In the final quarter of last year, the pension funds suffered heavy blows due to a worldwide fall in share prices, suppressing earlier recovery. If the funds can't get their so-called policy funding ratio above 104 percent in time, they will have to lower their pensions. The policy funding ratio is the indicator that shows the extent to which the funds can meet their obligations.
The funds that are closest to lowering pensions are PME and PMT, the pension funds for the metal sector. Their deadline to reach a policy funding ratio of 104 percent expires at the end of this year. PME currently stands at 101 percent, PMT at 102 percent.
PME called on the government to take measures to prevent the fund from having to cut pension benefits. Director Erik Uijen called it unjust that the fund may have to lower pensions on the eve of a new system. "We ask the government and the social partners to come to a solution as quickly as possible. And in the meantime, to at least ensure that no reductions have to be made."
"We can not explain to our participants why pensions have to be reduced in a time of economic growth", Jos Brocken of PMT said to the news wire. The average pension at PMT is around 600 euros per month.

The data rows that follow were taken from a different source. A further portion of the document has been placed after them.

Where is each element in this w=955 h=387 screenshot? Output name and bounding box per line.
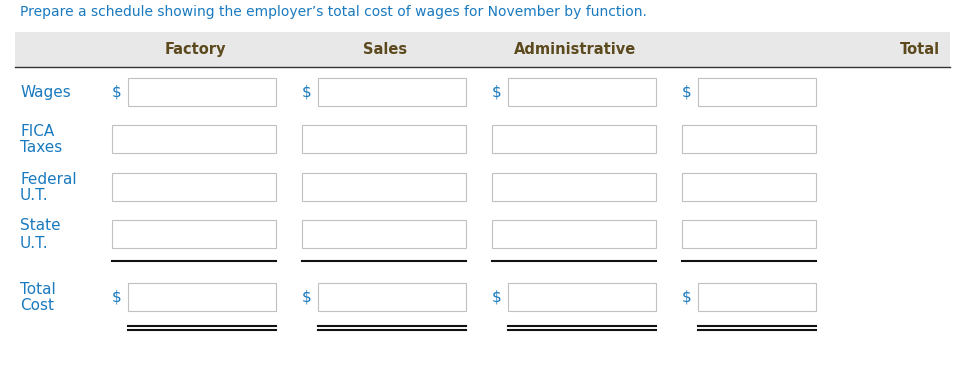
Bar: [112, 173, 276, 201]
Text: $: $: [492, 84, 501, 99]
Bar: [128, 283, 276, 311]
Bar: [302, 220, 466, 248]
Bar: [15, 32, 950, 67]
Bar: [112, 125, 276, 153]
Text: U.T.: U.T.: [20, 188, 49, 204]
Text: Federal: Federal: [20, 171, 76, 187]
Bar: [492, 173, 656, 201]
Text: $: $: [492, 289, 501, 305]
Bar: [492, 220, 656, 248]
Text: U.T.: U.T.: [20, 236, 49, 250]
Text: Prepare a schedule showing the employer’s total cost of wages for November by fu: Prepare a schedule showing the employer’…: [20, 5, 647, 19]
Bar: [302, 173, 466, 201]
Text: Administrative: Administrative: [514, 42, 636, 57]
Text: $: $: [112, 84, 121, 99]
Bar: [682, 220, 816, 248]
Bar: [682, 173, 816, 201]
Text: $: $: [302, 289, 311, 305]
Bar: [112, 220, 276, 248]
Text: Taxes: Taxes: [20, 140, 62, 156]
Bar: [128, 78, 276, 106]
Bar: [698, 283, 816, 311]
Text: Cost: Cost: [20, 298, 54, 313]
Text: Total: Total: [900, 42, 940, 57]
Text: Sales: Sales: [363, 42, 407, 57]
Bar: [682, 125, 816, 153]
Text: $: $: [302, 84, 311, 99]
Text: Wages: Wages: [20, 84, 71, 99]
Text: $: $: [112, 289, 121, 305]
Text: Factory: Factory: [164, 42, 225, 57]
Bar: [318, 78, 466, 106]
Text: FICA: FICA: [20, 123, 54, 139]
Text: State: State: [20, 219, 60, 233]
Bar: [508, 283, 656, 311]
Text: $: $: [682, 84, 691, 99]
Text: Total: Total: [20, 281, 55, 296]
Bar: [318, 283, 466, 311]
Bar: [508, 78, 656, 106]
Bar: [698, 78, 816, 106]
Bar: [492, 125, 656, 153]
Bar: [302, 125, 466, 153]
Text: $: $: [682, 289, 691, 305]
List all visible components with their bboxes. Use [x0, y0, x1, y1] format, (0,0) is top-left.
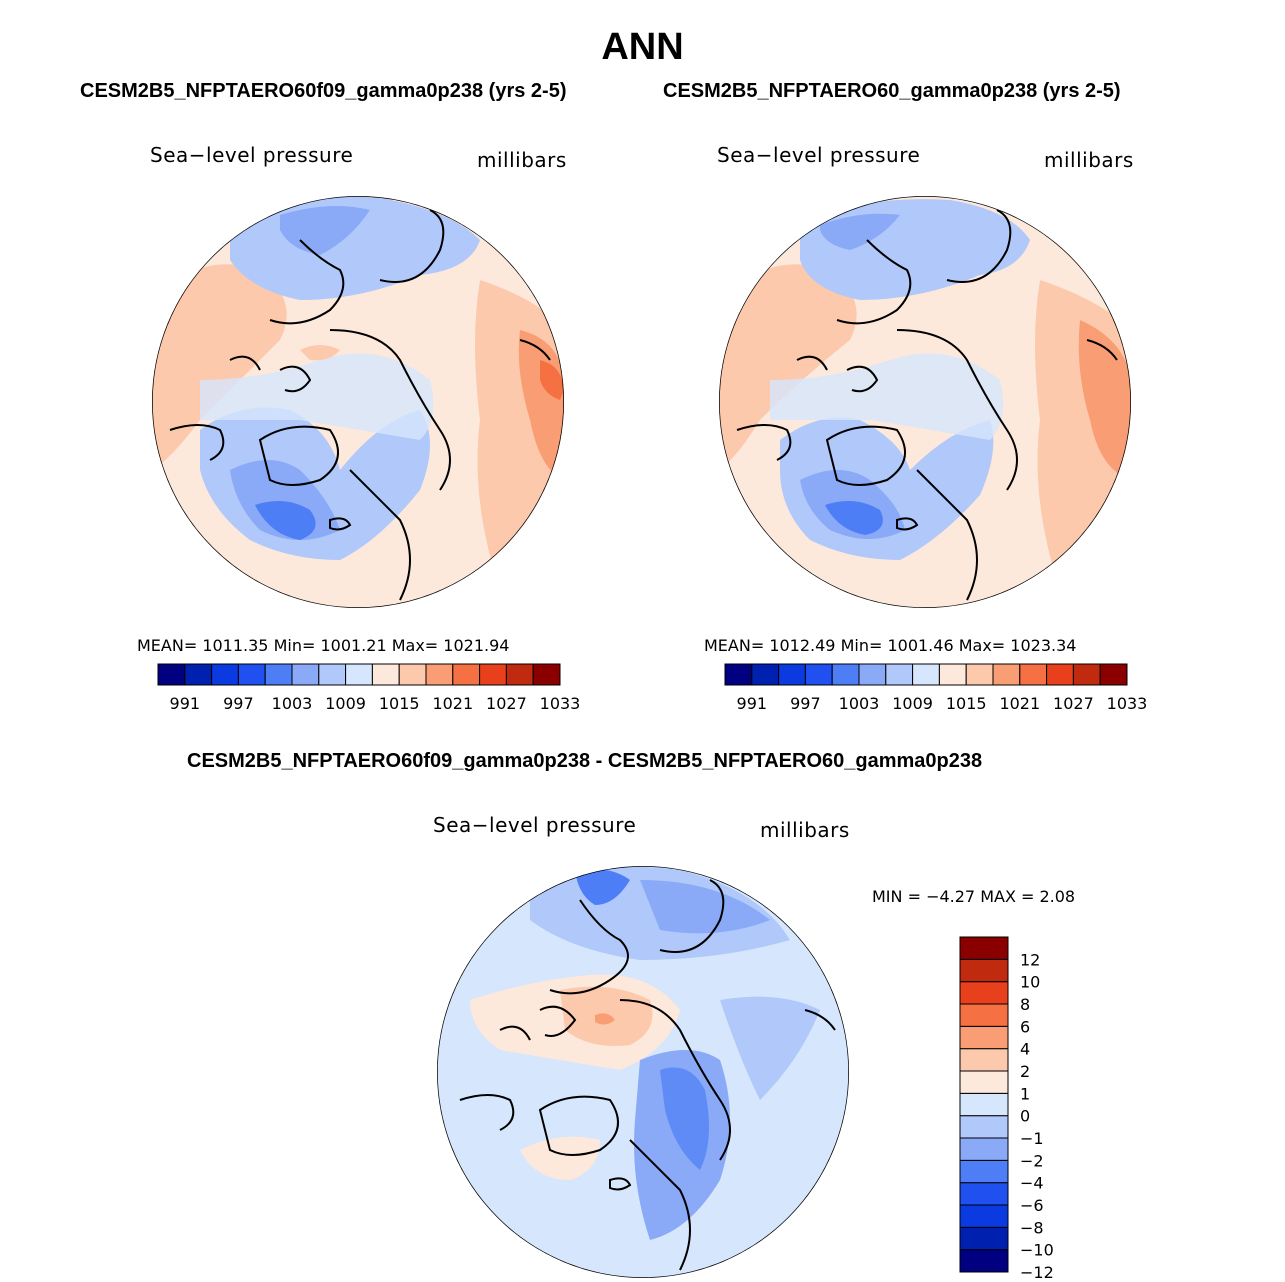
- colorbar-swatch: [959, 1226, 1009, 1251]
- panel1-variable: Sea−level pressure: [150, 143, 354, 167]
- colorbar-swatch: [318, 663, 347, 686]
- figure-title: ANN: [601, 26, 684, 68]
- panel2-colorbar: 991 997 1003 1009 1015 1021 1027 1033: [724, 663, 1148, 713]
- colorbar-swatch: [959, 1070, 1009, 1094]
- colorbar-swatch: [965, 663, 994, 686]
- panel1-units: millibars: [477, 148, 567, 172]
- colorbar-tick-label: 991: [737, 694, 768, 713]
- colorbar-swatch: [938, 663, 967, 686]
- colorbar-swatch: [157, 663, 186, 686]
- panel1-stats: MEAN= 1011.35 Min= 1001.21 Max= 1021.94: [137, 636, 510, 655]
- colorbar-swatch: [237, 663, 266, 686]
- colorbar-tick-label: 991: [170, 694, 201, 713]
- colorbar-swatch: [211, 663, 239, 686]
- colorbar-tick-label: −12: [1020, 1263, 1054, 1282]
- colorbar-swatch: [184, 663, 213, 686]
- colorbar-swatch: [371, 663, 400, 686]
- colorbar-swatch: [959, 1115, 1009, 1139]
- colorbar-swatch: [1046, 663, 1074, 686]
- colorbar-swatch: [959, 1025, 1009, 1050]
- panel1-title: CESM2B5_NFPTAERO60f09_gamma0p238 (yrs 2-…: [80, 80, 567, 102]
- colorbar-tick-label: 1003: [839, 694, 880, 713]
- diff-units: millibars: [760, 818, 850, 842]
- colorbar-swatch: [425, 663, 454, 686]
- colorbar-tick-label: 4: [1020, 1040, 1030, 1059]
- colorbar-tick-label: −8: [1020, 1218, 1044, 1237]
- colorbar-swatch: [724, 663, 753, 686]
- colorbar-tick-label: 1003: [272, 694, 313, 713]
- colorbar-tick-label: 997: [223, 694, 254, 713]
- colorbar-tick-label: −1: [1020, 1129, 1044, 1148]
- colorbar-swatch: [959, 1249, 1009, 1273]
- colorbar-swatch: [804, 663, 833, 686]
- colorbar-swatch: [398, 663, 427, 686]
- colorbar-tick-label: 1: [1020, 1084, 1030, 1103]
- colorbar-tick-label: 1009: [892, 694, 933, 713]
- colorbar-swatch: [831, 663, 860, 686]
- colorbar-tick-label: −6: [1020, 1196, 1044, 1215]
- colorbar-tick-label: 12: [1020, 950, 1040, 969]
- colorbar-swatch: [959, 1204, 1009, 1228]
- colorbar-swatch: [751, 663, 780, 686]
- panel2-title: CESM2B5_NFPTAERO60_gamma0p238 (yrs 2-5): [663, 80, 1121, 102]
- colorbar-tick-label: 997: [790, 694, 821, 713]
- colorbar-tick-label: 0: [1020, 1107, 1030, 1126]
- colorbar-tick-label: 10: [1020, 973, 1040, 992]
- colorbar-tick-label: 1021: [432, 694, 473, 713]
- panel2-variable: Sea−level pressure: [717, 143, 921, 167]
- colorbar-swatch: [1099, 663, 1128, 686]
- diff-title: CESM2B5_NFPTAERO60f09_gamma0p238 - CESM2…: [187, 750, 983, 772]
- colorbar-swatch: [885, 663, 914, 686]
- colorbar-tick-label: 8: [1020, 995, 1030, 1014]
- colorbar-tick-label: 1033: [1107, 694, 1148, 713]
- colorbar-swatch: [264, 663, 293, 686]
- diff-variable: Sea−level pressure: [433, 813, 637, 837]
- colorbar-tick-label: −10: [1020, 1241, 1054, 1260]
- colorbar-swatch: [532, 663, 561, 686]
- colorbar-swatch: [959, 1182, 1009, 1206]
- colorbar-tick-label: −4: [1020, 1174, 1044, 1193]
- colorbar-swatch: [1019, 663, 1048, 686]
- colorbar-swatch: [959, 1137, 1009, 1161]
- map2-polar-plot: [719, 196, 1131, 608]
- colorbar-swatch: [992, 663, 1021, 686]
- colorbar-tick-label: 1027: [1053, 694, 1094, 713]
- colorbar-swatch: [778, 663, 806, 686]
- colorbar-tick-label: 1015: [379, 694, 420, 713]
- colorbar-swatch: [291, 663, 320, 686]
- colorbar-tick-label: 6: [1020, 1017, 1030, 1036]
- panel2-stats: MEAN= 1012.49 Min= 1001.46 Max= 1023.34: [704, 636, 1077, 655]
- colorbar-swatch: [959, 1159, 1009, 1184]
- colorbar-swatch: [479, 663, 507, 686]
- panel1-colorbar: 991 997 1003 1009 1015 1021 1027 1033: [157, 663, 581, 713]
- colorbar-tick-label: 1027: [486, 694, 527, 713]
- colorbar-swatch: [912, 663, 940, 686]
- panel2-units: millibars: [1044, 148, 1134, 172]
- colorbar-tick-label: 2: [1020, 1062, 1030, 1081]
- colorbar-tick-label: 1009: [325, 694, 366, 713]
- colorbar-swatch: [505, 663, 534, 686]
- colorbar-swatch: [959, 936, 1009, 960]
- colorbar-swatch: [959, 958, 1009, 983]
- colorbar-swatch: [959, 981, 1009, 1005]
- colorbar-tick-label: −2: [1020, 1151, 1044, 1170]
- colorbar-swatch: [959, 1048, 1009, 1072]
- colorbar-tick-label: 1021: [999, 694, 1040, 713]
- map1-polar-plot: [152, 196, 564, 608]
- colorbar-swatch: [1072, 663, 1101, 686]
- colorbar-tick-label: 1015: [946, 694, 987, 713]
- colorbar-swatch: [858, 663, 887, 686]
- colorbar-swatch: [959, 1092, 1009, 1117]
- diff-polar-plot: [437, 866, 849, 1278]
- colorbar-swatch: [959, 1003, 1009, 1027]
- colorbar-swatch: [452, 663, 481, 686]
- colorbar-tick-label: 1033: [540, 694, 581, 713]
- diff-stats: MIN = −4.27 MAX = 2.08: [872, 887, 1076, 906]
- colorbar-swatch: [345, 663, 373, 686]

Health care fund PFZW and civil service fund ABP have until end 2020 to get their policy funding ratio above 104 percent. PFZW currently stands at 101 percent. ABP stands slightly below 104 percent. ABP, the largest pension fund in the Netherlands, seemed to be on the road to ending 2018 at above 104 percent, but a very bad fourth quarter threw a spanner in the works.
Of te large funds, only BpfBOUW has been doing well for some time. The construction sector's pension fund's policy funding ratio stands at above 118 percent. The fund raised pensions at the start of this year for the second year in a row.
The pension fund sector is very disappointed that the pension consultations between trade unions, employers and the government fell apart in November. They had hoped that a large-scale pension system reform would help.